Time to tap mining stocks, says UK equity star
The once unloved mining sector is providing bright spots despite basic materials as a whole being hit hard by China’s slowdown, Citywire AAA-rated Alex Savvides has said.
Savvides, in an investor update, said he holds Anglo American, Rio Tinto and Acacia Mining in his JOHCM UK Dynamic fund at present.
Global mining group Anglo American is current the ninth biggest position in the fund at 3.55% and was singled out by Savvides as showing the resilience of the sector.
‘Part of our original thesis on Anglo American was our expectation of a positive inflection in free cash flow generation, brought about through a mixture of cost cuts, production increases, expansionary capex reductions, new assets coming on stream and non-core asset sales.’
‘This uplift in cash flow generation would, we felt, protect and enhance the value of the group’s equity,’ he said.
Savvides feels the mining company has made progress on costs, productivity and asset integrity, but the fall in commodity prices meant that the market lost confidence in the company leading to its declining share price.
Savvides has allocated 7.51% of the fund to the basic materials sector, which is a 2.01% overweight against the benchmark. Anglo American is the third most active position in the fund.
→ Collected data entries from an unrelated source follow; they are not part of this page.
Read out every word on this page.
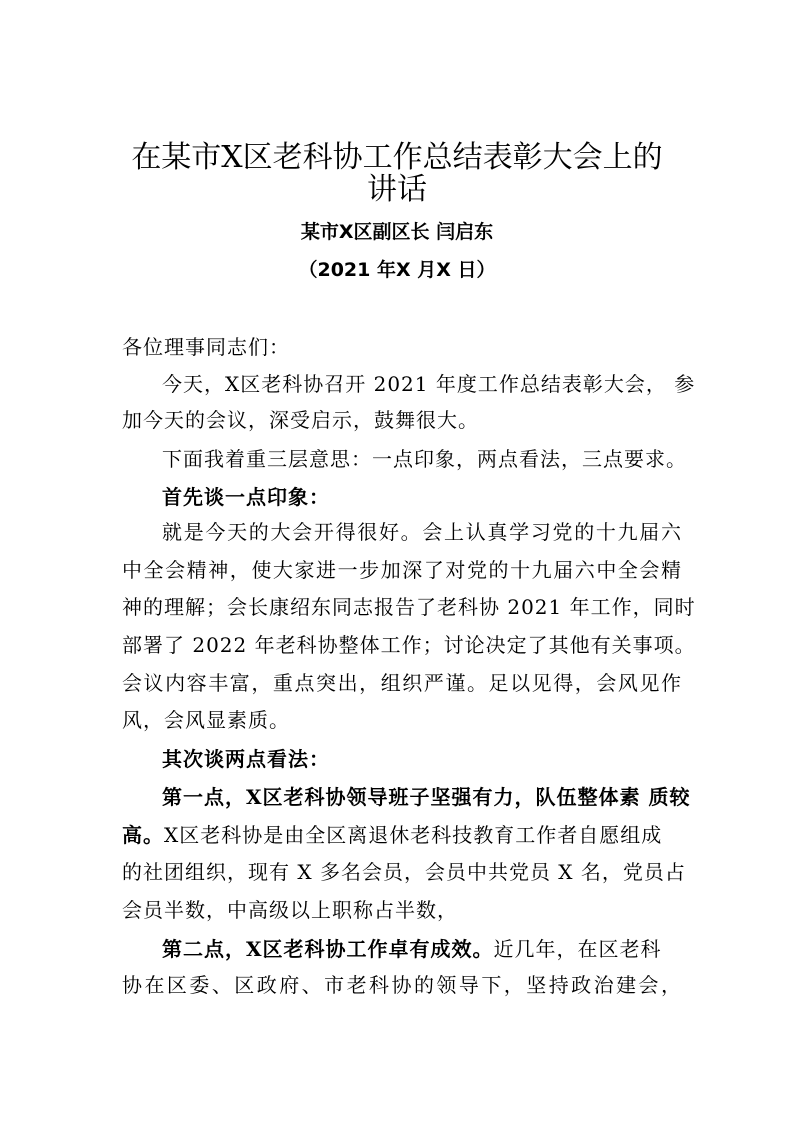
在某市X区老科协工作总结表彰大会上的
讲话
某市X区副区长 闫启东
（2021 年X 月X 日）
各位理事同志们：
今天，X区老科协召开 2021 年度工作总结表彰大会， 参
加今天的会议，深受启示，鼓舞很大。
下面我着重三层意思：一点印象，两点看法，三点要求。
首先谈一点印象：
就是今天的大会开得很好。会上认真学习党的十九届六
中全会精神，使大家进一步加深了对党的十九届六中全会精
神的理解；会长康绍东同志报告了老科协 2021 年工作，同时
部署了 2022 年老科协整体工作；讨论决定了其他有关事项。
会议内容丰富，重点突出，组织严谨。足以见得，会风见作
风，会风显素质。
其次谈两点看法：
第一点，X区老科协领导班子坚强有力，队伍整体素 质较
高。X区老科协是由全区离退休老科技教育工作者自愿组成
的社团组织，现有 X 多名会员，会员中共党员 X 名，党员占
会员半数，中高级以上职称占半数，
第二点，X区老科协工作卓有成效。近几年，在区老科
协在区委、区政府、市老科协的领导下，坚持政治建会，
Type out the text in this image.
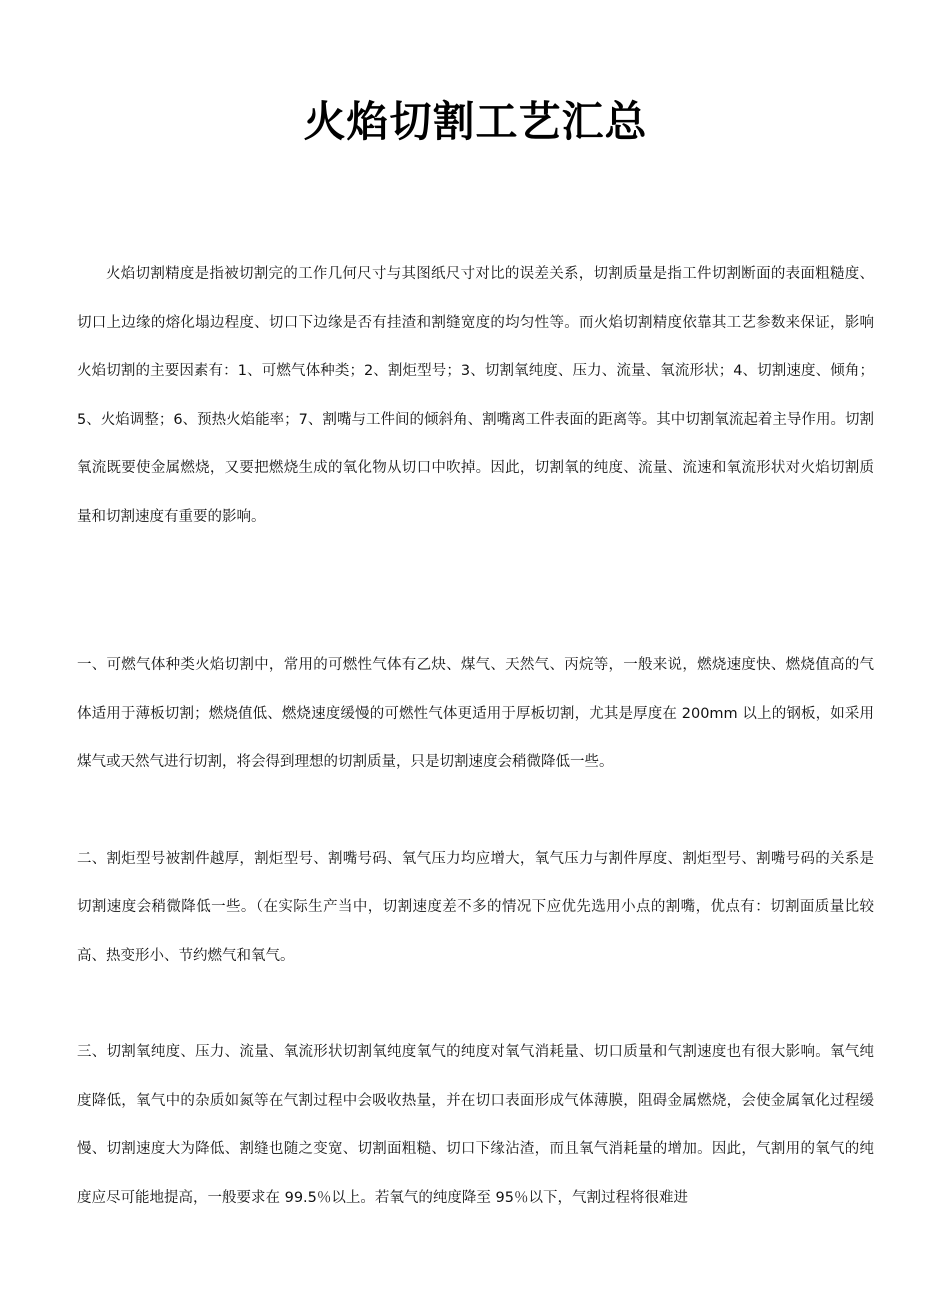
火焰切割工艺汇总

火焰切割精度是指被切割完的工作几何尺寸与其图纸尺寸对比的误差关系，切割质量是指工件切割断面的表面粗糙度、切口上边缘的熔化塌边程度、切口下边缘是否有挂渣和割缝宽度的均匀性等。而火焰切割精度依靠其工艺参数来保证，影响火焰切割的主要因素有：1、可燃气体种类；2、割炬型号；3、切割氧纯度、压力、流量、氧流形状；4、切割速度、倾角；5、火焰调整；6、预热火焰能率；7、割嘴与工件间的倾斜角、割嘴离工件表面的距离等。其中切割氧流起着主导作用。切割氧流既要使金属燃烧，又要把燃烧生成的氧化物从切口中吹掉。因此，切割氧的纯度、流量、流速和氧流形状对火焰切割质量和切割速度有重要的影响。

一、可燃气体种类火焰切割中，常用的可燃性气体有乙炔、煤气、天然气、丙烷等，一般来说，燃烧速度快、燃烧值高的气体适用于薄板切割；燃烧值低、燃烧速度缓慢的可燃性气体更适用于厚板切割，尤其是厚度在 200mm 以上的钢板，如采用煤气或天然气进行切割，将会得到理想的切割质量，只是切割速度会稍微降低一些。

二、割炬型号被割件越厚，割炬型号、割嘴号码、氧气压力均应增大，氧气压力与割件厚度、割炬型号、割嘴号码的关系是切割速度会稍微降低一些。（在实际生产当中，切割速度差不多的情况下应优先选用小点的割嘴，优点有：切割面质量比较高、热变形小、节约燃气和氧气。

三、切割氧纯度、压力、流量、氧流形状切割氧纯度氧气的纯度对氧气消耗量、切口质量和气割速度也有很大影响。氧气纯度降低，氧气中的杂质如氮等在气割过程中会吸收热量，并在切口表面形成气体薄膜，阻碍金属燃烧，会使金属氧化过程缓慢、切割速度大为降低、割缝也随之变宽、切割面粗糙、切口下缘沾渣，而且氧气消耗量的增加。因此，气割用的氧气的纯度应尽可能地提高，一般要求在 99.5％以上。若氧气的纯度降至 95％以下，气割过程将很难进
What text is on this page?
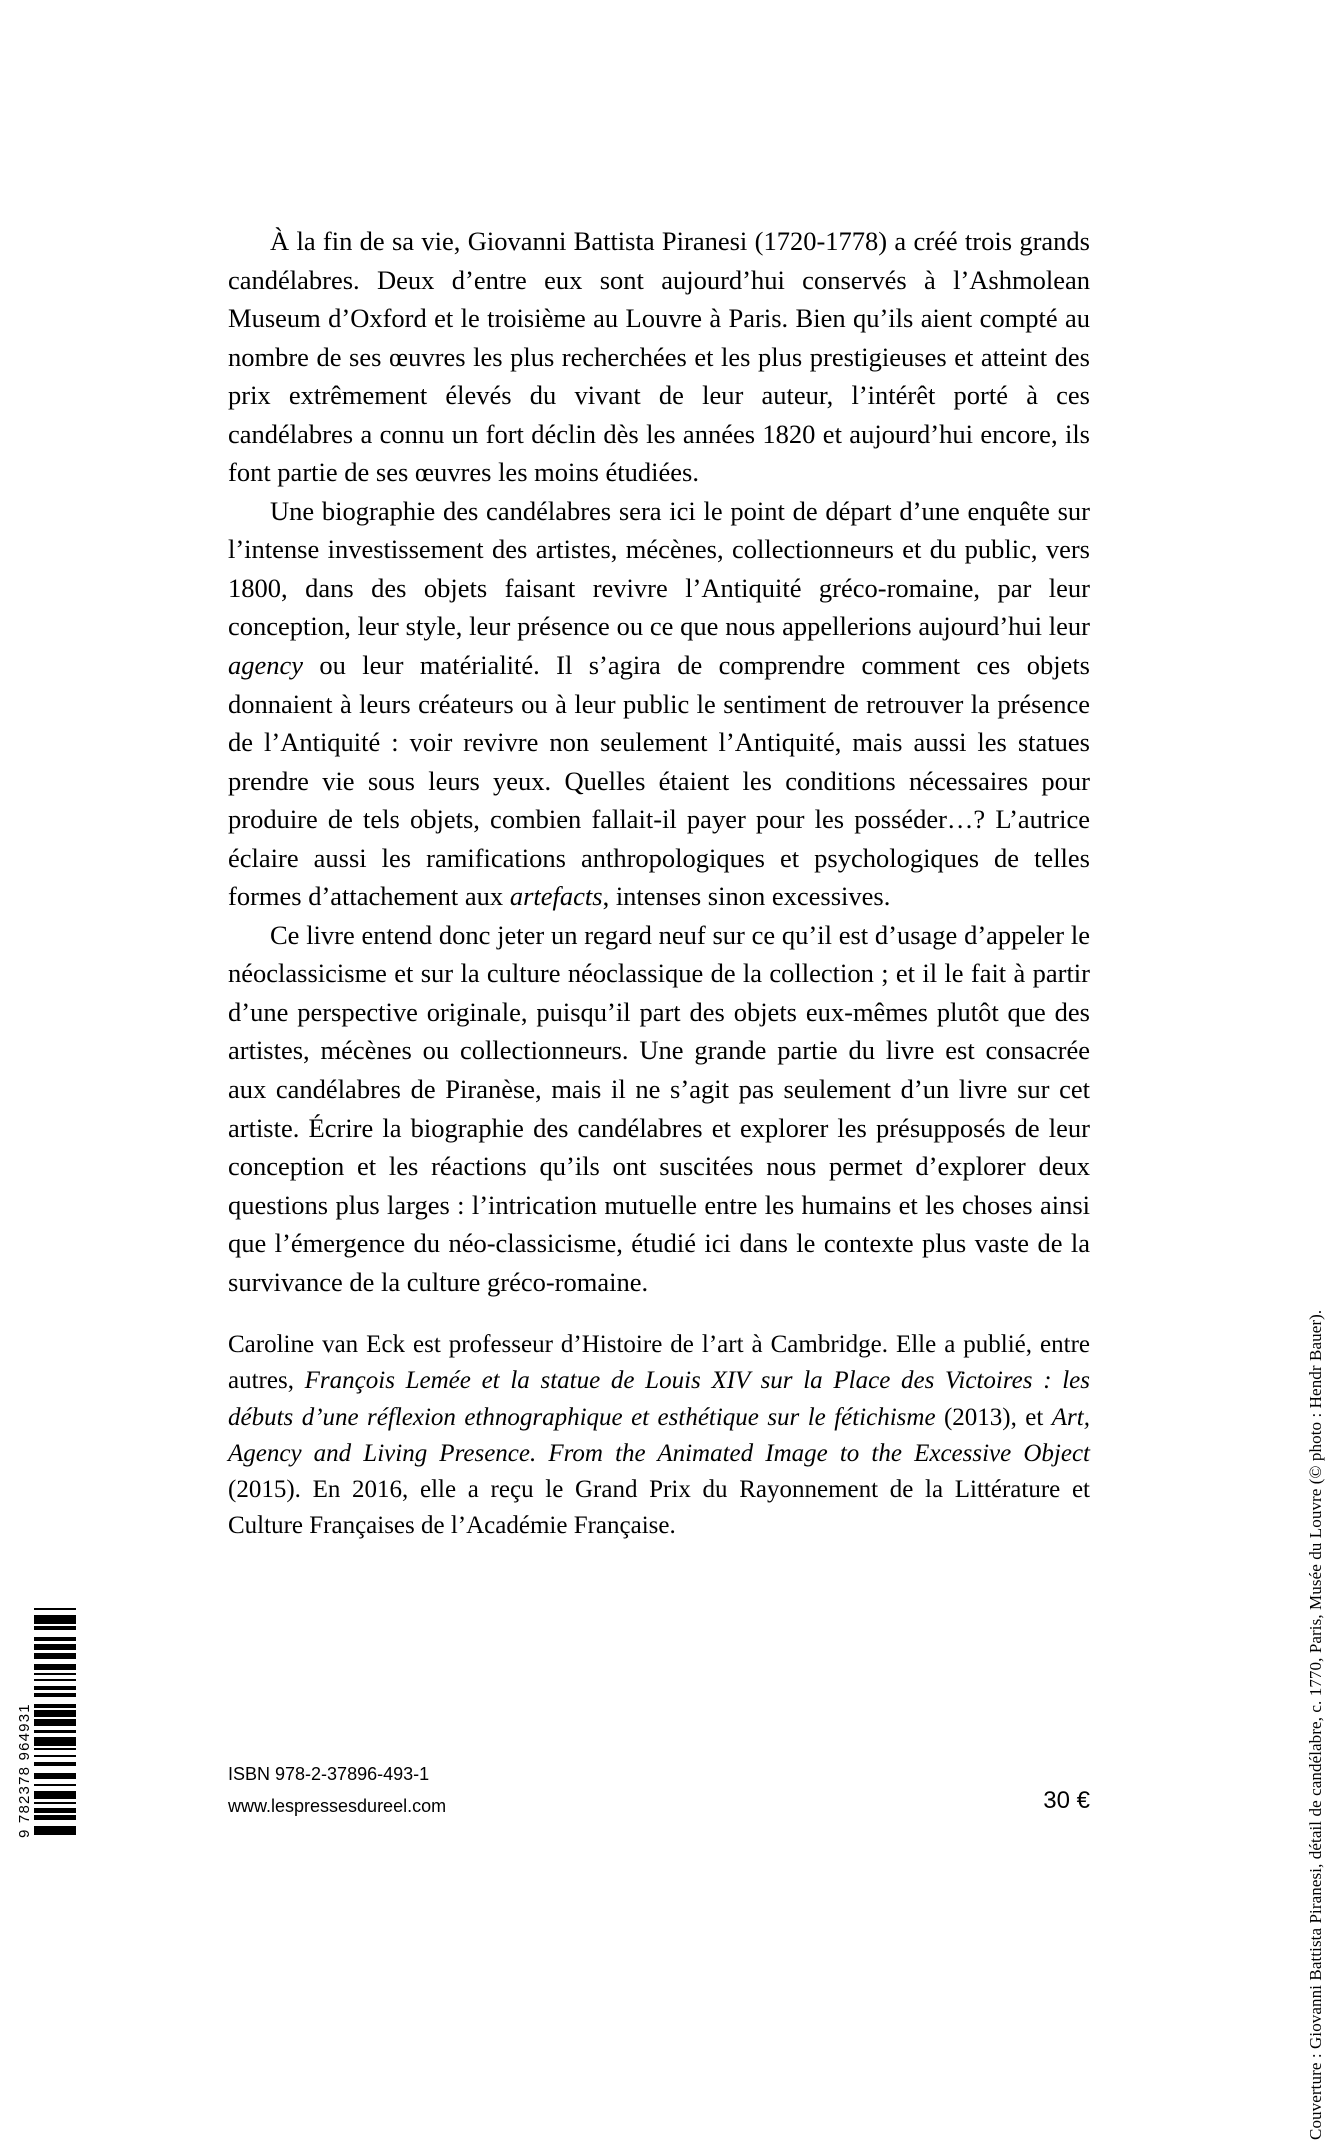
À la fin de sa vie, Giovanni Battista Piranesi (1720-1778) a créé trois grands candélabres. Deux d’entre eux sont aujourd’hui conservés à l’Ashmolean Museum d’Oxford et le troisième au Louvre à Paris. Bien qu’ils aient compté au nombre de ses œuvres les plus recherchées et les plus prestigieuses et atteint des prix extrêmement élevés du vivant de leur auteur, l’intérêt porté à ces candélabres a connu un fort déclin dès les années 1820 et aujourd’hui encore, ils font partie de ses œuvres les moins étudiées.

Une biographie des candélabres sera ici le point de départ d’une enquête sur l’intense investissement des artistes, mécènes, collectionneurs et du public, vers 1800, dans des objets faisant revivre l’Antiquité gréco-romaine, par leur conception, leur style, leur présence ou ce que nous appellerions aujourd’hui leur agency ou leur matérialité. Il s’agira de comprendre comment ces objets donnaient à leurs créateurs ou à leur public le sentiment de retrouver la présence de l’Antiquité : voir revivre non seulement l’Antiquité, mais aussi les statues prendre vie sous leurs yeux. Quelles étaient les conditions nécessaires pour produire de tels objets, combien fallait-il payer pour les posséder…? L’autrice éclaire aussi les ramifications anthropologiques et psychologiques de telles formes d’attachement aux artefacts, intenses sinon excessives.

Ce livre entend donc jeter un regard neuf sur ce qu’il est d’usage d’appeler le néoclassicisme et sur la culture néoclassique de la collection ; et il le fait à partir d’une perspective originale, puisqu’il part des objets eux-mêmes plutôt que des artistes, mécènes ou collectionneurs. Une grande partie du livre est consacrée aux candélabres de Piranèse, mais il ne s’agit pas seulement d’un livre sur cet artiste. Écrire la biographie des candélabres et explorer les présupposés de leur conception et les réactions qu’ils ont suscitées nous permet d’explorer deux questions plus larges : l’intrication mutuelle entre les humains et les choses ainsi que l’émergence du néo-classicisme, étudié ici dans le contexte plus vaste de la survivance de la culture gréco-romaine.

Caroline van Eck est professeur d’Histoire de l’art à Cambridge. Elle a publié, entre autres, François Lemée et la statue de Louis XIV sur la Place des Victoires : les débuts d’une réflexion ethnographique et esthétique sur le fétichisme (2013), et Art, Agency and Living Presence. From the Animated Image to the Excessive Object (2015). En 2016, elle a reçu le Grand Prix du Rayonnement de la Littérature et Culture Françaises de l’Académie Française.	Couverture : Giovanni Battista Piranesi, détail de candélabre, c. 1770, Paris, Musée du Louvre (© photo : Hendr Bauer).
9 782378 964931	ISBN 978-2-37896-493-1
www.lespressesdureel.com	30 €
‘Anglo American shares are undervalued on virtually any metric over any reasonable time frame. We are in the middle of the panic,’ Savvides said.
‘The worst-case scenario is that the company defers dividend payments; the best case is that the management team executes on asset sales, cost cuts and productivity gains while some of the company’s commodity exposures stabilise through supply rationalisation. In both cases, the shares would most likely rise.’
In an investor update for July, Savvides said: ‘Over the past decade, the group has produced cumulative earnings of $75 billion. Today, you can buy all the equity for c. $18 billion. Anglo American looks extremely cheap.’
Platinum and diamonds
Savvides also listed basic materials groups Impala Platinum, Glencore and Lonmin as some of the platinum producers which have announced production cuts in recent months.
‘This is on top of a market that, according to the World Platinum Council, will be in deficit by 445,000 ounces by the end of 2015. This will help set the scene for a stabilising platinum price.’
‘The same can be said for the diamond market, where De Beers has cut production twice this year in response to lower demand,’ Savvides said.
The JOHCM UK Dynamic fund returned 48.81% in sterling terms over the three years to the end of August 2015. This compares to a rise of 28.1% by the FTSE All-Share TR over the same period.